Principle:Online ml River Online Naive Bayes
| Knowledge Sources | |
|---|---|
| Domains | Online_Learning, Probabilistic_Classification |
| Last Updated | 2026-02-08 18:00 GMT |
Overview
Naive Bayes classifiers are a family of probabilistic models that apply Bayes' theorem with the naive assumption that features are conditionally independent given the class label. Despite this strong assumption, Naive Bayes classifiers perform remarkably well in practice, especially for text classification, spam filtering, and other high-dimensional problems.
Naive Bayes is inherently well-suited to online learning because updating the model requires only updating sufficient statistics (counts, sums, sums of squares) for each class-feature pair, making it naturally incremental with constant memory per update.
Theoretical Basis
The posterior probability of class c given features x_1, ..., x_d is:
P(c | x) = P(c) * product_{i=1}^{d} P(x_i | c) / P(x)
Since P(x) is constant across classes, classification selects the class maximizing the numerator.
Variant: Multinomial Naive Bayes
Assumes features are counts (e.g., word frequencies). The likelihood is modeled as a multinomial distribution. Sufficient statistics are per-class feature counts, updated additively with each new document.
Variant: Gaussian Naive Bayes
Assumes each feature follows a Gaussian distribution per class.

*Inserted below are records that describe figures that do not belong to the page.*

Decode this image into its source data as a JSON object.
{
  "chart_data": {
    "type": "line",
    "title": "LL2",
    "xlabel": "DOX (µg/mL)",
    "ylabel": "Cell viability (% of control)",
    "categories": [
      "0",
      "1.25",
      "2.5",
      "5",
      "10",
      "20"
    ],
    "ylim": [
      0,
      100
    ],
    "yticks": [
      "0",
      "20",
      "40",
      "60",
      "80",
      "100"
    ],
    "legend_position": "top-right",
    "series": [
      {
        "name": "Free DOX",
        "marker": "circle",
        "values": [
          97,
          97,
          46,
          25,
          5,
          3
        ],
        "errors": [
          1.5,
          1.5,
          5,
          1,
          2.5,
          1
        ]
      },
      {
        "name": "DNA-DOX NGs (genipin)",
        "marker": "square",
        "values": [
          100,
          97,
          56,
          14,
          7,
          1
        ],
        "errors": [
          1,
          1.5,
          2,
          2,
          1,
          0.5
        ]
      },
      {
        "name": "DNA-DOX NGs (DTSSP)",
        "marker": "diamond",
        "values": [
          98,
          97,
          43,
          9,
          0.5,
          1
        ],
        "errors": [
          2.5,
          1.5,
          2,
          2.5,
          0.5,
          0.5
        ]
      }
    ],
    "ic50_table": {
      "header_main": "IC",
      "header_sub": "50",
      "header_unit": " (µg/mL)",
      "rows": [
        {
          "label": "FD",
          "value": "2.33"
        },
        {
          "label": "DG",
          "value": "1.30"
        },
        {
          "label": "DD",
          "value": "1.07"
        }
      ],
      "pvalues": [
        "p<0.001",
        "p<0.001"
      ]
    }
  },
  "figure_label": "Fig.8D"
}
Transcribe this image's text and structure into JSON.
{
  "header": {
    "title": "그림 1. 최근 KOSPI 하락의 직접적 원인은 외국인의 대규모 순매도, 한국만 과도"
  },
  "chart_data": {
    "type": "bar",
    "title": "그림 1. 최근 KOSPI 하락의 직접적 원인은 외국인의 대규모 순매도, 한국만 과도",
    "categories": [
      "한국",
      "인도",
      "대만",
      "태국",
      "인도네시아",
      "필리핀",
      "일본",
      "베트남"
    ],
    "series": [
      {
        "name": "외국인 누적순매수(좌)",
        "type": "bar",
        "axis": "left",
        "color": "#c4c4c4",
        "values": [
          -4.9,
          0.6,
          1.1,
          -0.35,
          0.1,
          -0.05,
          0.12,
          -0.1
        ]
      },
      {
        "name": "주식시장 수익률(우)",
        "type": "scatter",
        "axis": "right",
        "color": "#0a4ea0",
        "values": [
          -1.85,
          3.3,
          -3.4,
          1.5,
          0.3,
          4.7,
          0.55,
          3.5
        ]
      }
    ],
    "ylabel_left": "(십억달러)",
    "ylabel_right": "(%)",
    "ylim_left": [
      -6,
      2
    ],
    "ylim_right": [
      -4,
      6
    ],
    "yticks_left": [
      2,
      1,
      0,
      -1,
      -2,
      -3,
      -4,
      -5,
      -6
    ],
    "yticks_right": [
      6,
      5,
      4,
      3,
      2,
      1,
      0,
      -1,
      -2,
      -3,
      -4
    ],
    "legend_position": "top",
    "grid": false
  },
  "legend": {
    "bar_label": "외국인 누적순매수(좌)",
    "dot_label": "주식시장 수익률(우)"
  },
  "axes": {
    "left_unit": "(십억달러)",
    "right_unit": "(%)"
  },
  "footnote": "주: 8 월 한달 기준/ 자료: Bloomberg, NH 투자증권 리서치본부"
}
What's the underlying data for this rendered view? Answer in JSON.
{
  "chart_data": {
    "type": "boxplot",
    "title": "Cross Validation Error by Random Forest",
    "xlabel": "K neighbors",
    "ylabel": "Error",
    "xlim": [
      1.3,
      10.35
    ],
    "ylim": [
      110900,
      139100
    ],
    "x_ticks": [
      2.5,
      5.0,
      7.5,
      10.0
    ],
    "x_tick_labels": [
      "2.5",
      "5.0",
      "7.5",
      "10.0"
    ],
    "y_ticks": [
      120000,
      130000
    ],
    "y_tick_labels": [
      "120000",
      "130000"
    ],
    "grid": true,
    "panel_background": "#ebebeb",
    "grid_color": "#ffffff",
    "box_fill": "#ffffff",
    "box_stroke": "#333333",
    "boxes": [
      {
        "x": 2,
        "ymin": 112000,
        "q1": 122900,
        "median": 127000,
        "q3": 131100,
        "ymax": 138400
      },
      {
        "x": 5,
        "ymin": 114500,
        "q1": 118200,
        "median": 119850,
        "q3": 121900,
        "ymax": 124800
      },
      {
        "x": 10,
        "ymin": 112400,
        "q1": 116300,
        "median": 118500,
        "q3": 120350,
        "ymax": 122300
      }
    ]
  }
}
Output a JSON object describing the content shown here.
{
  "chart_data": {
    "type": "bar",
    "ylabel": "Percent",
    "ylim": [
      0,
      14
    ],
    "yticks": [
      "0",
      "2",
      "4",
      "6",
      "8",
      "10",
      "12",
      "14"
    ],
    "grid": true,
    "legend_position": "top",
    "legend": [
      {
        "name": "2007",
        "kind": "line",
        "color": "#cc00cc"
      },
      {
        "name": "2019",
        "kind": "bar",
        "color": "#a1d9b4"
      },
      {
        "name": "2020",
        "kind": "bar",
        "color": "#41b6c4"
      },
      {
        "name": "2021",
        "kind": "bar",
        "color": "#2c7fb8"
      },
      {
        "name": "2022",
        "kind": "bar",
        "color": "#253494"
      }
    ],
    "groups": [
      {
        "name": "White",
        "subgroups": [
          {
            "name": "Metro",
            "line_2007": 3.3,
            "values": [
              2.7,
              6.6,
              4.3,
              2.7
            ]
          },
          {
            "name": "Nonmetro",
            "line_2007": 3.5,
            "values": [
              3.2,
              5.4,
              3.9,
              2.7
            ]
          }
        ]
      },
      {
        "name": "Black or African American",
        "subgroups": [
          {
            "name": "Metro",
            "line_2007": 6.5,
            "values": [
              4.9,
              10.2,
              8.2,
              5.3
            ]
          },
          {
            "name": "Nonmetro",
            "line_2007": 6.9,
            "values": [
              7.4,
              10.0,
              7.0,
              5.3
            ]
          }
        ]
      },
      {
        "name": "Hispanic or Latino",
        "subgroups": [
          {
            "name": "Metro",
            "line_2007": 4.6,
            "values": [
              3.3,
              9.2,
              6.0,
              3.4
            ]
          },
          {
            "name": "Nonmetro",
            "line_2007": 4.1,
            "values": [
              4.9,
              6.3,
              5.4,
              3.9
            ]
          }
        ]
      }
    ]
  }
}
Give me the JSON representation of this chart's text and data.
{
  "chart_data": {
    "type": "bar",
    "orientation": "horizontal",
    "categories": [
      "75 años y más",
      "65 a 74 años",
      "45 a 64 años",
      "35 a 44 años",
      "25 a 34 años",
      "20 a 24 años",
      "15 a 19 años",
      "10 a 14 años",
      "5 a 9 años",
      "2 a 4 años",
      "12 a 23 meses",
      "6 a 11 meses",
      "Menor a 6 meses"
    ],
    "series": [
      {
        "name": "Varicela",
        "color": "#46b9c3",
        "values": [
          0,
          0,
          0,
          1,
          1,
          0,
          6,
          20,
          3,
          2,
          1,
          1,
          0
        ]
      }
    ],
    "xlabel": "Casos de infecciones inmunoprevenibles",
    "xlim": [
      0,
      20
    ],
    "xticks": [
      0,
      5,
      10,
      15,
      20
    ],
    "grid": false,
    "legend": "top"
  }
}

Sufficient statistics are the running mean and variance for each feature-class pair, updated incrementally using Welford's algorithm or similar.
Variant: Bernoulli Naive Bayes
Assumes binary features (presence/absence). The likelihood is a product of Bernoulli distributions. This variant explicitly penalizes the absence of features, unlike the multinomial model.
Variant: Complement Naive Bayes
Estimates parameters from the complement of each class (all classes except c). This corrects for the systematic bias of standard multinomial NB on imbalanced datasets and often yields improved accuracy.
Online Update Properties
- Constant time per update: Each observation updates only the counters for the observed class.
- No retraining: Sufficient statistics are additive, so the model never needs a full re-computation.
- Laplace smoothing: A small constant is added to counts to avoid zero probabilities for unseen feature-class pairs.